Sunday, July 3, 2011



Tomorrow, July 3, 2011, my wife, Gwen, and I will reach the big “50.” That’s right: our 50th wedding anniversary, a milestone some friends believed would never be reached, not with the saintly Gwendolyn marrying the likes of me.
How, you may ask, did it get this far? It’s simple.
 
For our 25th wedding anniversary, I took Gwen to Hawaii. Tomorrow, I’ll go there to bring her back.
Ha, ha, ha…No? Blame that joke on my friend, Carl, who with Ida, celebrated their 57th anniversary this year. I stole it from him.
For those still curious about how we managed to last all these years, I offer this advice: Once the knot is tied, leave it alone.

Marriage is like baking bread, roasting a chicken or whipping up a dessert. Once it’s prepped, and starts cooking, no testing, tasting or stirring. Don’t poke or flip it once it’s on the grill. When it’s done, let it rest.
Too many folks get married, only to end up worrying their marriages to death.

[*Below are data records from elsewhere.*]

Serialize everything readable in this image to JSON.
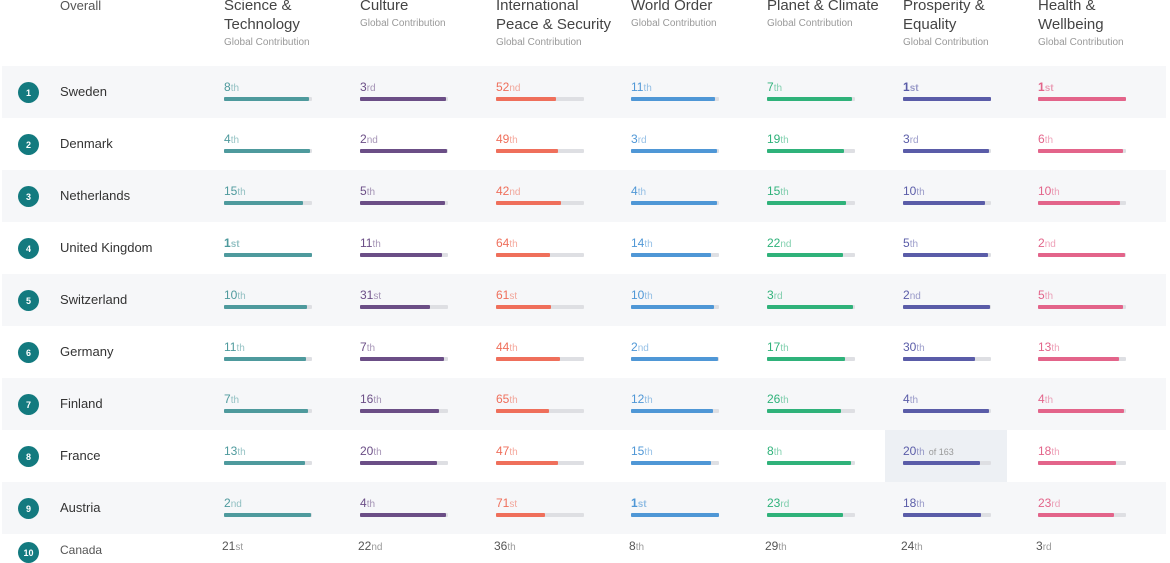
{
  "header": {
    "overall_label": "Overall",
    "categories": [
      {
        "key": "sci",
        "title_lines": [
          "Science &",
          "Technology"
        ],
        "subtitle": "Global Contribution",
        "color": "#4e9a9d"
      },
      {
        "key": "cul",
        "title_lines": [
          "Culture"
        ],
        "subtitle": "Global Contribution",
        "color": "#6b4e86"
      },
      {
        "key": "ips",
        "title_lines": [
          "International",
          "Peace & Security"
        ],
        "subtitle": "Global Contribution",
        "color": "#ef6f5b"
      },
      {
        "key": "wo",
        "title_lines": [
          "World Order"
        ],
        "subtitle": "Global Contribution",
        "color": "#4f97d6"
      },
      {
        "key": "pc",
        "title_lines": [
          "Planet & Climate"
        ],
        "subtitle": "Global Contribution",
        "color": "#2fb27a"
      },
      {
        "key": "pe",
        "title_lines": [
          "Prosperity &",
          "Equality"
        ],
        "subtitle": "Global Contribution",
        "color": "#5a5ca8"
      },
      {
        "key": "hw",
        "title_lines": [
          "Health &",
          "Wellbeing"
        ],
        "subtitle": "Global Contribution",
        "color": "#e3648a"
      }
    ]
  },
  "rows": [
    {
      "rank": "1",
      "country": "Sweden",
      "cells": [
        [
          "8",
          "th",
          0.97
        ],
        [
          "3",
          "rd",
          0.98
        ],
        [
          "52",
          "nd",
          0.68
        ],
        [
          "11",
          "th",
          0.96
        ],
        [
          "7",
          "th",
          0.97
        ],
        [
          "1",
          "st",
          1.0
        ],
        [
          "1",
          "st",
          1.0
        ]
      ]
    },
    {
      "rank": "2",
      "country": "Denmark",
      "cells": [
        [
          "4",
          "th",
          0.98
        ],
        [
          "2",
          "nd",
          0.99
        ],
        [
          "49",
          "th",
          0.7
        ],
        [
          "3",
          "rd",
          0.98
        ],
        [
          "19",
          "th",
          0.88
        ],
        [
          "3",
          "rd",
          0.98
        ],
        [
          "6",
          "th",
          0.97
        ]
      ]
    },
    {
      "rank": "3",
      "country": "Netherlands",
      "cells": [
        [
          "15",
          "th",
          0.9
        ],
        [
          "5",
          "th",
          0.97
        ],
        [
          "42",
          "nd",
          0.74
        ],
        [
          "4",
          "th",
          0.98
        ],
        [
          "15",
          "th",
          0.9
        ],
        [
          "10",
          "th",
          0.93
        ],
        [
          "10",
          "th",
          0.93
        ]
      ]
    },
    {
      "rank": "4",
      "country": "United Kingdom",
      "cells": [
        [
          "1",
          "st",
          1.0
        ],
        [
          "11",
          "th",
          0.93
        ],
        [
          "64",
          "th",
          0.61
        ],
        [
          "14",
          "th",
          0.91
        ],
        [
          "22",
          "nd",
          0.86
        ],
        [
          "5",
          "th",
          0.97
        ],
        [
          "2",
          "nd",
          0.99
        ]
      ]
    },
    {
      "rank": "5",
      "country": "Switzerland",
      "cells": [
        [
          "10",
          "th",
          0.94
        ],
        [
          "31",
          "st",
          0.8
        ],
        [
          "61",
          "st",
          0.63
        ],
        [
          "10",
          "th",
          0.94
        ],
        [
          "3",
          "rd",
          0.98
        ],
        [
          "2",
          "nd",
          0.99
        ],
        [
          "5",
          "th",
          0.97
        ]
      ]
    },
    {
      "rank": "6",
      "country": "Germany",
      "cells": [
        [
          "11",
          "th",
          0.93
        ],
        [
          "7",
          "th",
          0.96
        ],
        [
          "44",
          "th",
          0.73
        ],
        [
          "2",
          "nd",
          0.99
        ],
        [
          "17",
          "th",
          0.89
        ],
        [
          "30",
          "th",
          0.82
        ],
        [
          "13",
          "th",
          0.92
        ]
      ]
    },
    {
      "rank": "7",
      "country": "Finland",
      "cells": [
        [
          "7",
          "th",
          0.96
        ],
        [
          "16",
          "th",
          0.9
        ],
        [
          "65",
          "th",
          0.6
        ],
        [
          "12",
          "th",
          0.93
        ],
        [
          "26",
          "th",
          0.84
        ],
        [
          "4",
          "th",
          0.98
        ],
        [
          "4",
          "th",
          0.98
        ]
      ]
    },
    {
      "rank": "8",
      "country": "France",
      "cells": [
        [
          "13",
          "th",
          0.92
        ],
        [
          "20",
          "th",
          0.88
        ],
        [
          "47",
          "th",
          0.71
        ],
        [
          "15",
          "th",
          0.91
        ],
        [
          "8",
          "th",
          0.95
        ],
        [
          "20",
          "th",
          0.88
        ],
        [
          "18",
          "th",
          0.89
        ]
      ],
      "hover": {
        "col": 5,
        "of_text": "of 163"
      }
    },
    {
      "rank": "9",
      "country": "Austria",
      "cells": [
        [
          "2",
          "nd",
          0.99
        ],
        [
          "4",
          "th",
          0.98
        ],
        [
          "71",
          "st",
          0.56
        ],
        [
          "1",
          "st",
          1.0
        ],
        [
          "23",
          "rd",
          0.86
        ],
        [
          "18",
          "th",
          0.89
        ],
        [
          "23",
          "rd",
          0.86
        ]
      ]
    }
  ],
  "partial_row": {
    "rank": "10",
    "country": "Canada",
    "cells": [
      [
        "21",
        "st"
      ],
      [
        "22",
        "nd"
      ],
      [
        "36",
        "th"
      ],
      [
        "8",
        "th"
      ],
      [
        "29",
        "th"
      ],
      [
        "24",
        "th"
      ],
      [
        "3",
        "rd"
      ]
    ]
  }
}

“Is our marriage working?” is one of the more asinine questions that get asked.
Consider this: clocks, computers, cellphones, radios, televisions, guns, electric toothbrushes, light switches work . . . or they don’t. Marriage isn’t a thing. It can’t be taken apart, fiddled with, and fixed.
Neither will it respond to constant flyspecking.

Marriage, in fact, doesn’t do anything. It just happens to be the state in which couples voluntarily place themselves, either in the eyes of God, the state or both. The question is not whether a marriage is working; it’s whether the two people wedded are clicking.
On that score (and this I learned the hard way) life can be just hunky-dory in a household when, as in my case, one does exactly as one has been told.

Oh yes, in the early years I resisted. Winning the day, having the last word, being ruler of all that I surveyed were the goals. It was a waste of time and energy that I would love to have back at this late stage in life.
First of all, I learned that winning was losing. If winning led to unhappiness, then, at the end of the day, I was unhappy. That’s because Gwen’s happiness, to borrow a thought, was essential to my own.

Put another way, “If momma ain’t happy, ain’t nobody happy.”
But there’s more to it than that. Ruby Dee and Ossie Davis, in their book, “Ossie and Ruby, In This Life Together” wrote, “That we arrived at fifty years together is due as much to luck as to love, and a talent for knowing, when we stumble, where to fall, and how to get up again.”

There it is: the understanding that you’re in it together; that you are soul mates on a journey, traveling toward parenthood or with just one another. Sharing a life filled with hilarious moments and painful losses; experiencing the satisfaction that comes with success and the crushing humiliation that accompanies rejection.

But it’s also knowing that when it comes to facing life’s challenges, two are better than one. Two people, a partnership sharing the highs and lows, hurts and triumphs, holding back little, whether good or bad.
Then there’s discovery. What fools are young folks who think that they know all there is to know about each other when they lock eyes and say “I do.”

It is the rare married couple that is not learning something new about each other long after heads turn gray. Get this: When the wedding clothes and paraphernalia are packed away, there’s still a lot of learning to do, both about yourself and about the person with whom you have pledged to spend the rest of your life.

Before we got married, Gwen told me that she could cook. Remembering that first meal still brings tears to my eyes, and not in a good way. To survive, and by popular demand of our children, I’ve become the family cook.

It matters not how long the relationship existed before the nuptials. Discovery commences after family and guests have moved off into the night.
Warning: You’d better have a sense of humor, and a capacity for tolerance. And take the words of Ruby and Ossie to heart: Develop a talent for knowing, when you stumble, where to fall, and how to get up again.
Don’t be afraid. Love is what holds it together. A little tenacity doesn’t hurt, either.

So back to where this Golden Anniversary musing began (ignoring, of course the bad joke): Don’t pick marriage to death.
Besides, think of comic Rita Rudner, who said she loves being married, adding: “It’s so great to find that one special person you want to annoy for the rest of your life.”